In the pages of Casino Royale, in 1953, James Bond orders up a dry martini. “Just a moment. Three measures of Gordon’s, one of vodka, half a measure of Kina Lillet. Shake it very well until it’s ice-cold, then add a large thin slice of lemon peel. Got it?”
The drink was served up in a coupe glass. A chapter later, and agent 007 names the drink, Vesper, after meeting the beautiful Vesper Lynd.
Though author Ian Fleming is often created with the creation of the drink, he was actually introduced to it by his friend, Ivar Bryce.

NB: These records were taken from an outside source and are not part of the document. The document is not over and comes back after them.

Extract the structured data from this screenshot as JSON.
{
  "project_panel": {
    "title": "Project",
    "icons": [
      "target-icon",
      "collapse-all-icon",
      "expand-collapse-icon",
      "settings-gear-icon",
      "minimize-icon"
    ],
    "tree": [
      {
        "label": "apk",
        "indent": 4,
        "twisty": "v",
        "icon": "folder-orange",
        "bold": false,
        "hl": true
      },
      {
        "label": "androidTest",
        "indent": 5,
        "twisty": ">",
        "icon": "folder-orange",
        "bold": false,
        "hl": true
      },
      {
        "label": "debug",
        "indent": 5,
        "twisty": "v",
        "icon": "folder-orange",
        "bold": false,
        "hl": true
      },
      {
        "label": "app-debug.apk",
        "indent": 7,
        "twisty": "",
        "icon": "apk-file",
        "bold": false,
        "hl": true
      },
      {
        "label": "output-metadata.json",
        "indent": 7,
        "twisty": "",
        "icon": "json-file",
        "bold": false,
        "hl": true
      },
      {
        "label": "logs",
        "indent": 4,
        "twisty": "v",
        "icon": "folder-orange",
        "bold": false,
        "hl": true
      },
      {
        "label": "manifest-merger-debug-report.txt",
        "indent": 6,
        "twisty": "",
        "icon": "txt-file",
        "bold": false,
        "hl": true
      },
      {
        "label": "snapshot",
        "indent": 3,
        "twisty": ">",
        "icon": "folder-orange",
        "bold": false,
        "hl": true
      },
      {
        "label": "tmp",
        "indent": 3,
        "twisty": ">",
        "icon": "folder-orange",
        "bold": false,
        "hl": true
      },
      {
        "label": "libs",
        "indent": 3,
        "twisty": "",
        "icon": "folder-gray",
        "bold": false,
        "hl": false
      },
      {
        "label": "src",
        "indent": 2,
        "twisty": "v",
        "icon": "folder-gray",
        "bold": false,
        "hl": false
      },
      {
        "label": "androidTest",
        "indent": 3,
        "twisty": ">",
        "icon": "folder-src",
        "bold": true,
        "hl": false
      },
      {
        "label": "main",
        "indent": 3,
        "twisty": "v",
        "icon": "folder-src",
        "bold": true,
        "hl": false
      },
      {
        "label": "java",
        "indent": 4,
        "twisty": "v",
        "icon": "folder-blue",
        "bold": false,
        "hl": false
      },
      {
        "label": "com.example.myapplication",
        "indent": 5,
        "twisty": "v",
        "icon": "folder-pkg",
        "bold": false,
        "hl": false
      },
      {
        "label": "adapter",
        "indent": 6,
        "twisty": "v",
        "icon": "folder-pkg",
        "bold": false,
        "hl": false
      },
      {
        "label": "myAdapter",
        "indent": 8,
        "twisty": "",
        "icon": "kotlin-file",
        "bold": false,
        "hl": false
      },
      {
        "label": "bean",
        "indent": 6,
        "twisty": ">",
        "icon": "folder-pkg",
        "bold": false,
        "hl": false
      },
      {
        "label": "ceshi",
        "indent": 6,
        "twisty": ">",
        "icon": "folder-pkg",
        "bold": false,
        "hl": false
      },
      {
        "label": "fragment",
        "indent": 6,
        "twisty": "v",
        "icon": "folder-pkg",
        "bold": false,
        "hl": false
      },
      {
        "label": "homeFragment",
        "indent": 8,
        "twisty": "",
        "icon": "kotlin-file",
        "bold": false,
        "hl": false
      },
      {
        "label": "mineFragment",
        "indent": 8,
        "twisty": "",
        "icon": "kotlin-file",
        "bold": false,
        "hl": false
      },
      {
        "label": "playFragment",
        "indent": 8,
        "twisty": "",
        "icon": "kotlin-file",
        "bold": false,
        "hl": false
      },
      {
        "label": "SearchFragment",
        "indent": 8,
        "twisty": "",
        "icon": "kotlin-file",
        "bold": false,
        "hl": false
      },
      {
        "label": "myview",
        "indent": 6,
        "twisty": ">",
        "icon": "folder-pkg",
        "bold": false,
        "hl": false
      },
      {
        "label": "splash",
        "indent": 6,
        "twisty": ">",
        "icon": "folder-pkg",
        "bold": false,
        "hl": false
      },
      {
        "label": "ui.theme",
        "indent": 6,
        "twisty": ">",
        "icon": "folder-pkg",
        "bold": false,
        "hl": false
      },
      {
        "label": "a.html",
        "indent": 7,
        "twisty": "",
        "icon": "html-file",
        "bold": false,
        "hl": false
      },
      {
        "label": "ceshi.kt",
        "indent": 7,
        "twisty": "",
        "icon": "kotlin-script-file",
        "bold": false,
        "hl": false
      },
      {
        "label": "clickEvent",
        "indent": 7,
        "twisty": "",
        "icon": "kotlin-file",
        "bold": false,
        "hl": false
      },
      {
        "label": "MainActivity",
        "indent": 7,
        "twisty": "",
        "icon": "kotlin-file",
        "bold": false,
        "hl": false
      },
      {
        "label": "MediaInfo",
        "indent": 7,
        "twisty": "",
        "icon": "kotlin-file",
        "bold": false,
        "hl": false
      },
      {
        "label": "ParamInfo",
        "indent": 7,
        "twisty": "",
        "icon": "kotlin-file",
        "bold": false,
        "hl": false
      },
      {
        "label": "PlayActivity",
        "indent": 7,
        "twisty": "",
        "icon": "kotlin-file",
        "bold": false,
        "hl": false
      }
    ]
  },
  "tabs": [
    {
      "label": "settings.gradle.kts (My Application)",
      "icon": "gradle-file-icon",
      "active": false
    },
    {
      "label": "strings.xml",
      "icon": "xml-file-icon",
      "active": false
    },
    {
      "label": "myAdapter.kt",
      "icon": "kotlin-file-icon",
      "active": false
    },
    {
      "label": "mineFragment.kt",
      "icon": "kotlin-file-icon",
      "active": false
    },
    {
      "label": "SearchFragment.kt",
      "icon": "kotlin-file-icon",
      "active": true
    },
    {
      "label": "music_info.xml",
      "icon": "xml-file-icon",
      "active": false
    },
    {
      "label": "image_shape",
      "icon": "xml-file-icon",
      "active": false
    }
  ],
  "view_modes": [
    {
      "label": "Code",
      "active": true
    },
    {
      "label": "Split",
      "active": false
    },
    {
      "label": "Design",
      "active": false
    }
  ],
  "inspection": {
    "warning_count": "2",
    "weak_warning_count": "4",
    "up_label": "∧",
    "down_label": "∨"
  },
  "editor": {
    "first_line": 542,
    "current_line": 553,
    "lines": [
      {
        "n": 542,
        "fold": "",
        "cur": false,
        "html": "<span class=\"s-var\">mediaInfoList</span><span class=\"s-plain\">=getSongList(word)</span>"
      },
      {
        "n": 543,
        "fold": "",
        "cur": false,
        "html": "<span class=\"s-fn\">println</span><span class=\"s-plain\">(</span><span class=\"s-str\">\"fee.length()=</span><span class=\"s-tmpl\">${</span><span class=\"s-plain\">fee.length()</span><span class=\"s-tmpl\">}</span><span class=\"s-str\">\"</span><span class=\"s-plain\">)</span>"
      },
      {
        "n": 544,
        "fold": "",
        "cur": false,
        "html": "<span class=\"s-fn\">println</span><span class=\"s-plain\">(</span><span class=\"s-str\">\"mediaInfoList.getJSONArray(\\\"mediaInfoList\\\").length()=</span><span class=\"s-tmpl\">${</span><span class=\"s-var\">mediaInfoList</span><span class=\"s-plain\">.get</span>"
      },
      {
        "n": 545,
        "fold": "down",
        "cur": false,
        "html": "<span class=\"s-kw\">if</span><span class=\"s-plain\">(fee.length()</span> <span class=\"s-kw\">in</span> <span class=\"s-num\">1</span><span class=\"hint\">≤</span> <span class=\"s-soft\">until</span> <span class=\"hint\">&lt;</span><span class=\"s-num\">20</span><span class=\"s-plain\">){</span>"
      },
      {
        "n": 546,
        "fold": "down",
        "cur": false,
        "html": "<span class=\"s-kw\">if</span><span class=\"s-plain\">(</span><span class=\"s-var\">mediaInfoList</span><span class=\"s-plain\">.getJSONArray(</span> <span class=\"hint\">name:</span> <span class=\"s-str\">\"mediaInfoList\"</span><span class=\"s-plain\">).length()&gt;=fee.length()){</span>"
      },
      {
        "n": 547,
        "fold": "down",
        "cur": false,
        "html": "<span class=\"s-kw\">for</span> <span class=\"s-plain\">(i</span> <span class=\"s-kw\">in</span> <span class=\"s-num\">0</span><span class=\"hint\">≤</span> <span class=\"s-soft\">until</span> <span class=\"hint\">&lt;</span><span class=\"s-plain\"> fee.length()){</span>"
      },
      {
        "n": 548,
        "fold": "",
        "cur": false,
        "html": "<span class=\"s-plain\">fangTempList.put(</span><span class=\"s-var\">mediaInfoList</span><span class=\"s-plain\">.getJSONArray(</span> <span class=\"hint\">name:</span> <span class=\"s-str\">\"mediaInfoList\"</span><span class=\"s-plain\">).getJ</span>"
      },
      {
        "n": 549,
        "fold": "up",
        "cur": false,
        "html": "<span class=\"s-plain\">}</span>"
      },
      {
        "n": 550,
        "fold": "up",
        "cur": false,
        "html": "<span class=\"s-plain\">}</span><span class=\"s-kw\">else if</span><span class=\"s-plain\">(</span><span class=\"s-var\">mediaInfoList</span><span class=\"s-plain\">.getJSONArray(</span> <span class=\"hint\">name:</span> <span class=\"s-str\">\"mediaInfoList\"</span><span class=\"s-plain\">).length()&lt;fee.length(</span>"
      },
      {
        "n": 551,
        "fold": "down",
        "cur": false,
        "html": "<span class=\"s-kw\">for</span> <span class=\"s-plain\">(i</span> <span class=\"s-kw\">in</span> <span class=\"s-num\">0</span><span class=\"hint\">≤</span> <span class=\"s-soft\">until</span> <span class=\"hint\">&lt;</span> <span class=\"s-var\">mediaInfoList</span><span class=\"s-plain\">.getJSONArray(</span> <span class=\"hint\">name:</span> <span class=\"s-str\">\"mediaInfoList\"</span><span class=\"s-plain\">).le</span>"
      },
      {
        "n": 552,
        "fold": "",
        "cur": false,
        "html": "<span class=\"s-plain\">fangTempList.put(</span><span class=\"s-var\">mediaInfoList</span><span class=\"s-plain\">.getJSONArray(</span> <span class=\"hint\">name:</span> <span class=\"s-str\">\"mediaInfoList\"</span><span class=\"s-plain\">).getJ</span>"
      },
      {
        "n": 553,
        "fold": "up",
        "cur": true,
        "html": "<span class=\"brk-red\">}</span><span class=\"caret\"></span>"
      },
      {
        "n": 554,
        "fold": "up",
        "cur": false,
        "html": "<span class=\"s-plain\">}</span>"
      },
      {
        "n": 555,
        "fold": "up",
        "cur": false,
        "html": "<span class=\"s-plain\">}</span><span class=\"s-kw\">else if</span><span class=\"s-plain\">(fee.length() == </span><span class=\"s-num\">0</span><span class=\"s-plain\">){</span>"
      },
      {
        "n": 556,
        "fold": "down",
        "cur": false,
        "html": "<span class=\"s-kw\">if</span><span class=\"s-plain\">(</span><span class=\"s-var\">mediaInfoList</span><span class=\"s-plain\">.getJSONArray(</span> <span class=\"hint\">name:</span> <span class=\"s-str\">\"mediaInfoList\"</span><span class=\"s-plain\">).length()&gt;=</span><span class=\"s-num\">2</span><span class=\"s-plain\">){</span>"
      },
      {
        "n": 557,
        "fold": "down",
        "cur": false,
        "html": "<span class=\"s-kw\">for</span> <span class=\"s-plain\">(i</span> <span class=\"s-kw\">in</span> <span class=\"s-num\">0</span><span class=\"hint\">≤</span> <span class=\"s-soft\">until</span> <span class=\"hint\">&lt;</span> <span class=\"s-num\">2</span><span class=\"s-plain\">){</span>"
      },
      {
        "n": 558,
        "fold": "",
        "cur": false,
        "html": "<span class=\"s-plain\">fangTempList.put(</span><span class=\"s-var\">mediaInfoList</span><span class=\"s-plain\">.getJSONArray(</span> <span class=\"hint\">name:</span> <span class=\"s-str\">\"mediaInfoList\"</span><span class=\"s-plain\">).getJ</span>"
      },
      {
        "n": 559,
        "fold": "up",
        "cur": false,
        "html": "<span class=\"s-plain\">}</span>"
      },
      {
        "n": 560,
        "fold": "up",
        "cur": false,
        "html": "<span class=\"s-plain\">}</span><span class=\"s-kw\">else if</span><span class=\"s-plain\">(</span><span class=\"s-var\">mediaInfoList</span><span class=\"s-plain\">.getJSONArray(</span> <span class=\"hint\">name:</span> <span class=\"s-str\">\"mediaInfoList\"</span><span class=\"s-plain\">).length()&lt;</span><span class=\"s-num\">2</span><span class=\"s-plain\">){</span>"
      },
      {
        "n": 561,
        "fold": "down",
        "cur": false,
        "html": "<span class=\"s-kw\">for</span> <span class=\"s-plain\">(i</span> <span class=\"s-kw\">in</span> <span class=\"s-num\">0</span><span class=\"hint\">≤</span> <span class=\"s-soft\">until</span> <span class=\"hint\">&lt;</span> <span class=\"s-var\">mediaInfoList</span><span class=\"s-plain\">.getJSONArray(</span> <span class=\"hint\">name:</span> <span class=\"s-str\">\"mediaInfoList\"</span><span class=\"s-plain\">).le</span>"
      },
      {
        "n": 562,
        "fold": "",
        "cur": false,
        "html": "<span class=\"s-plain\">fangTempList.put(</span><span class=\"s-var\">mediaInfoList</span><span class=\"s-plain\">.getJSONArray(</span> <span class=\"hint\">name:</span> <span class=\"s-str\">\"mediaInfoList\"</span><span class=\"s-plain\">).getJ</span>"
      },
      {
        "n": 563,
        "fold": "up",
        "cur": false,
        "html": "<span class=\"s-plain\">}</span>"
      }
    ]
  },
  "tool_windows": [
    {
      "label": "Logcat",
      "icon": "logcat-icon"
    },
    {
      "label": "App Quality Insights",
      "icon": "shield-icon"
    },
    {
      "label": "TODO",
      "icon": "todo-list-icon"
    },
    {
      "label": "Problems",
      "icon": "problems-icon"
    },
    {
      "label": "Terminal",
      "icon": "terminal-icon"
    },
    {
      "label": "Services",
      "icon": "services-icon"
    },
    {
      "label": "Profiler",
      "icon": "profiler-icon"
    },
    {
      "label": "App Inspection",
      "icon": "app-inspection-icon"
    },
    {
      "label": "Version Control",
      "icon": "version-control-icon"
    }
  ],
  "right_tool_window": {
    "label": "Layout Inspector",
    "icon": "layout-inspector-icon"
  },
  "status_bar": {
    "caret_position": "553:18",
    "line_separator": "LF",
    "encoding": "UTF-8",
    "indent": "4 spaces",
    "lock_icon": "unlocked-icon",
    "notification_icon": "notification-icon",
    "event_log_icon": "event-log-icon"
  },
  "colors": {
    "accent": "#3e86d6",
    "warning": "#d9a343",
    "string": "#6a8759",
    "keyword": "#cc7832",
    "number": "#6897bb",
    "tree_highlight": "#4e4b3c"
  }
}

See more about the drink here.
Today, Kina Lillet doesn’t exist per se. In 1986, it was reformulated and renamed Lillet Blanc. The drink is made from a blend of white wines and is a French aperitif. The current Lillet Blanc is considered fruiter and not as bitter as Kina Lillet. An Italian aperitif, Cocchi Americano, is often used as a substitute because it’s considered closest to the original taste of Kina Lillet. Read more about Lillet Blanc here.
What you’ll need: Gin, Vodka, and Lillet Blanc.
Chill your martini glass beforehand. In a shaker over cracked ice, pour in 3 ounces gin, 1 once of vodka, and 1/2 once Lillet Blanc. Shake vigorously until well chilled. Strain into cocktail glass and garnish with a twist of lemon peel.
How I like it: The Vesper is a smooth, light alternative to the classic martini. I used Bombay Sapphire for the gin and Grey Goose for the vodka. Inadvertently, I used an orange-flavored Grey Goose, but the added hint of citrus didn’t detract and blended well. The most difficult to come by ingredient may be the Lillet Blanc, but it’s worth hunting it down. And yes, I don’t mind a fruiter, less bitter taste. Best served chilled, the Vesper is perfect for an evening watching Bond films or hanging out in a tux or smoking jacket.
As James Bond said, “I never have more than one drink before dinner.” It pays for a spy to stay alert; you should too. Drink responsibly!